Sports

NFL Rumors: 2024 Christmas Games’ TV Rights to Be Auctioned; Bidding to Start at $50M

Julia StumbaughMarch 28, 2024

LAS VEGAS, NEVADA - FEBRUARY 11: A detail view of the NFL shield logo painted on the field before Super Bowl LVIII between the Kansas City Chiefs and San Francisco 49ers at Allegiant Stadium on February 11, 2024 in Las Vegas, Nevada. (Photo by Ryan Kang/Getty Images)

Ryan Kang/Getty Images

The NFL plans to auction the media rights to two Christmas Day games, with bids expected to start at about $50 million, according to Michael McCarthy of Front Office Sports.

The bidding will be open to all league media partners including CBS, Fox, NBC, ESPN-ABC, and Amazon Prime, McCarthy reported.

The NFL announced earlier this week that the league would show a doubleheader on Wednesday, December 25, despite the holiday’s midweek placement.

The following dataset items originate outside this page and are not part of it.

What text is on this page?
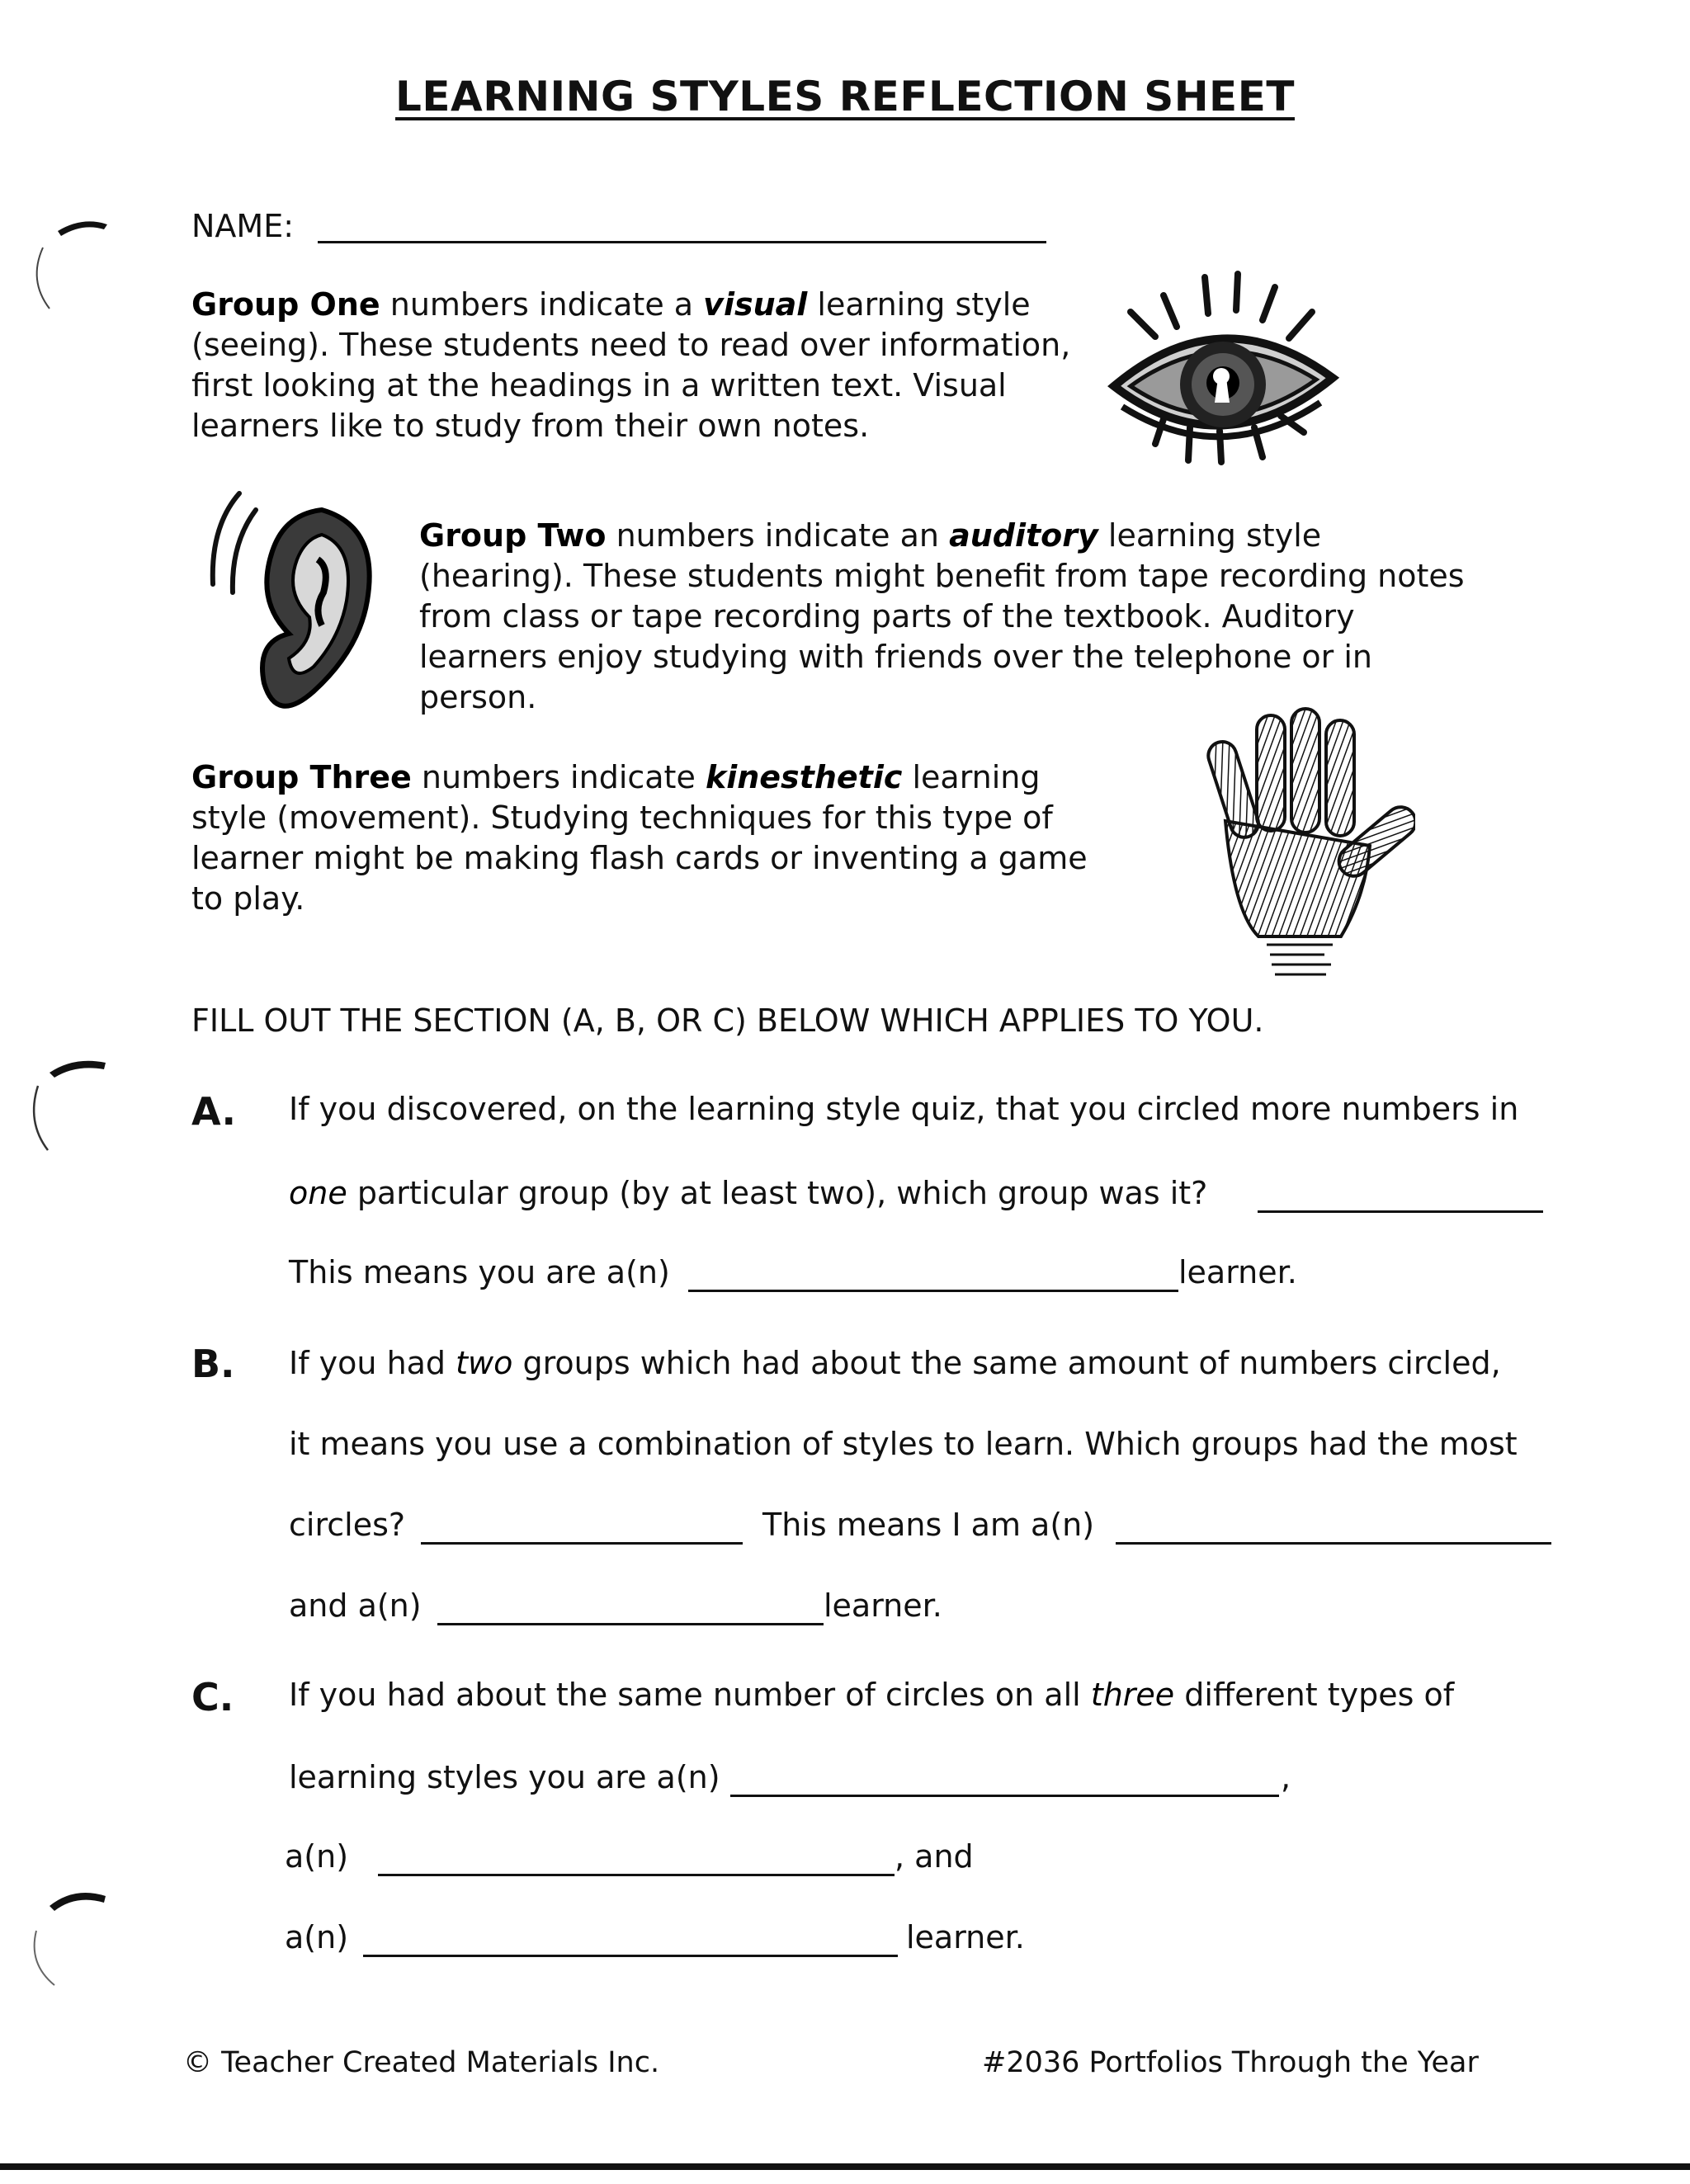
LEARNING STYLES REFLECTION SHEET
NAME:
Group One numbers indicate a visual learning style (seeing). These students need to read over information, first looking at the headings in a written text. Visual learners like to study from their own notes.
Group Two numbers indicate an auditory learning style (hearing). These students might benefit from tape recording notes from class or tape recording parts of the textbook. Auditory learners enjoy studying with friends over the telephone or in person.
Group Three numbers indicate kinesthetic learning style (movement). Studying techniques for this type of learner might be making flash cards or inventing a game to play.
FILL OUT THE SECTION (A, B, OR C) BELOW WHICH APPLIES TO YOU.
A. If you discovered, on the learning style quiz, that you circled more numbers in
one particular group (by at least two), which group was it?
This means you are a(n)	learner.
B. If you had two groups which had about the same amount of numbers circled,
it means you use a combination of styles to learn. Which groups had the most
circles?	This means I am a(n)
and a(n)	learner.
C. If you had about the same number of circles on all three different types of
learning styles you are a(n)	,
a(n)	, and
a(n)	learner.
© Teacher Created Materials Inc.	#2036 Portfolios Through the Year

The league made the decision after the three Christmas 2023 games broadcasted on CBS, Fox and ESPN drew historic viewership numbers, Eric Fisher and David Rumsey reported for Front Office Sports.

The 2024 Christmas games are “more likely” to be shown on network television than than via streaming, McCarthy noted.

The Wednesday games mark the fifth consecutive year the NFL has broadcasted games on Christmas Day, according to ESPN.

The NFL also sold an individual holiday game last season, when Amazon paid $100 million for the exclusive streaming rights to the first NFL Black Friday game, per Alexandra Canal of Yahoo Finance.

The Nov. 24 streaming event sold out its ad inventory, an NFL advertising executive told Variety‘s Brian Steinberg, even though advertisers were reportedly charged $880,000 for a 30-second ad. That’s more than twice the price of a Thursday Night Football advertisement, according to Parker Herren and Garett Sloane of AdAge.

In addition to income for the league and its partner networks, the Christmas Day games also present the NFL with an opportunity to further claim market dominance over the NBA.

All three Christmas 2023 games drew in at least 27 million viewers, while five competing NBA games averaged fewer than three million each, Fisher and Rumsey reported.

Broadcaster Colin Cowherd said earlier this week on The Colin Cowherd Podcast that he believes the NFL’s Christmas broadcast is part of the league’s attempt to “squeeze” the NBA.

“I think the NFL sees weakness,” Cowherd said (h/t Awful Announcing’s Brendon Kleen. “The gloves are off. It feels like to me, the NFL has said ‘We’re going to squeeze you,’ and I do believe that is a tipping point. That Christmas Day mattered a lot to the NBA, and those NFL games put a blanket over it.”

Herd w/Colin Cowherd @TheHerd

“Will you watch the games? Yes you will.”

@ColinCowherd on NFL announcing football will be played on Christmas pic.twitter.com/4vXG1yMGAZ

The four teams that will play on Christmas Day have not yet been determined.

Participants will be drawn from the teams slated to place on Saturday, Dec. 21 in order to give players enough time to rest between games, according to ESPN. The full NFL schedule is likely to be released in early May.